SQL return based on Aggregate Function

I have this query that works, but it returns information for all cities and I only want to return based on the max population in the city for each row for one country but aggregate functions can't be used in the where clause. How can I limit my results to one per country?
SELECT lab6.country.name, max(lab6.city.population) AS largest_pop
FROM lab6.country, lab6.city
WHERE lab6.country.country_code = lab6.city.country_code
GROUP BY lab6.country.name, lab6.city.name"
PostgreSQL supports window functions that you can take advantage with.
SELECT countryName, cityName, largest_pop
FROM
(
SELECT a.name countryName,
b.name cityName,
b.population AS largest_pop,
DENSE_RANK() OVER (PARTITION BY a.name
ORDER BY b.population DESC) rn
FROM lab6.country a, lab6.city b
WHERE a.country_code = b.country_code
) x
WHERE rn = 1
Window Functions
Maybe I'm misunderstanding but do you just want to return the largest city in each country?

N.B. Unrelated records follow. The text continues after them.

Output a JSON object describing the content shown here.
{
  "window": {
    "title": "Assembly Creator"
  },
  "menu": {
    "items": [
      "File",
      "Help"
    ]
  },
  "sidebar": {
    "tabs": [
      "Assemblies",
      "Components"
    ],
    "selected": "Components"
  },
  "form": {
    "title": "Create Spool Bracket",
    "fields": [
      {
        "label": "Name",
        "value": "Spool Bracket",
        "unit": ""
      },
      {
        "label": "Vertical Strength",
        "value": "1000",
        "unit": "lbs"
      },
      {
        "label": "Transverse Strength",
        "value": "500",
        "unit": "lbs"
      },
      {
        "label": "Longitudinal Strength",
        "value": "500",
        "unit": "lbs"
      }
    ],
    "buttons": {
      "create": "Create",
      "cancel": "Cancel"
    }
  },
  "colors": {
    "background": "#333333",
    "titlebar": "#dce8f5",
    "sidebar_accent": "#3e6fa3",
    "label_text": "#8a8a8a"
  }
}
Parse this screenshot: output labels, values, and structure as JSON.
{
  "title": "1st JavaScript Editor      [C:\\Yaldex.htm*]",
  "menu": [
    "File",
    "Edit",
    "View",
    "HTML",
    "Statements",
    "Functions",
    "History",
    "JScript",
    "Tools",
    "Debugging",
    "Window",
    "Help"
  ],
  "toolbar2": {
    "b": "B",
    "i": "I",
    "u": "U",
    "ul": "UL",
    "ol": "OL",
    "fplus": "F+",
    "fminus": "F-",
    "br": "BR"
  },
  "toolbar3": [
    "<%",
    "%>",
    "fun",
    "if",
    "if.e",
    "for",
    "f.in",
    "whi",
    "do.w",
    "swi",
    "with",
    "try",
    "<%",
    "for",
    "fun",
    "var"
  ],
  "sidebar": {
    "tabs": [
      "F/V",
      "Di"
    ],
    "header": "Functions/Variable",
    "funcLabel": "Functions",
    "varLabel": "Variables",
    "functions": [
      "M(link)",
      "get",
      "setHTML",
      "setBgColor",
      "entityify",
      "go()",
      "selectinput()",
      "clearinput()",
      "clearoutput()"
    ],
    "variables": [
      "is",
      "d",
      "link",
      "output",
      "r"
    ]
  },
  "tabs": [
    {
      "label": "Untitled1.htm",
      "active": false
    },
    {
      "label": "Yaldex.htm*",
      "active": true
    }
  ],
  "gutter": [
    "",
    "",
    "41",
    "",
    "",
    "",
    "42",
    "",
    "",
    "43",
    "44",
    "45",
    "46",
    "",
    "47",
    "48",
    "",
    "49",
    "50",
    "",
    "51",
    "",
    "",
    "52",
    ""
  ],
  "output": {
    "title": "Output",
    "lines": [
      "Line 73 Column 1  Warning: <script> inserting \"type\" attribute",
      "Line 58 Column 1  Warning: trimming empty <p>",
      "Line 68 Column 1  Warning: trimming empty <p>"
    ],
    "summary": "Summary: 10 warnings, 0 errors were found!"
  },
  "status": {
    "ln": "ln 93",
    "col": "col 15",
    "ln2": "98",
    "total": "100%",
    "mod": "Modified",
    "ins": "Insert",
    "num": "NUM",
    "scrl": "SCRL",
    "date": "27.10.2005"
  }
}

If so, you simply can group by country, instead of by country and city. You'll need to include the attribute that identifies a country, and the name of that country in your GROUP BY statement. Your query will end up looking like:
SELECT lab6.country.name AS cName, max(lab6.city.population) AS largest_pop
FROM lab6.country, lab6.city
WHERE lab6.country.country_code = lab6.city.country_code
GROUP BY lab6.country.country_code, lab6.country.name
If you want to also include the name of the largest city, you'll first need to decide what to do if there are multiple largest cities (countries where there are two or more cities with the same, largest, population). I'm going to assume you're okay with including them all. In that case, you can simply do a sub-query in your FROM clause, joined on cities with the same population:
SELECT lc.cName, lab6.city.name, lc.largest_pop
FROM (
SELECT lab6.country.country_code AS cCode
lab6.country.name AS cName,
max(lab6.city.population) AS largest_pop
FROM lab6.country, lab6.city
WHERE lab6.country.country_code = lab6.city.country_code
GROUP BY lab6.country.country_code, lab6.country.name
) AS lc
JOIN lab6.city ON lc.cCode = lab6.city.country_code
WHERE lab6.city.population = lc.largest_pop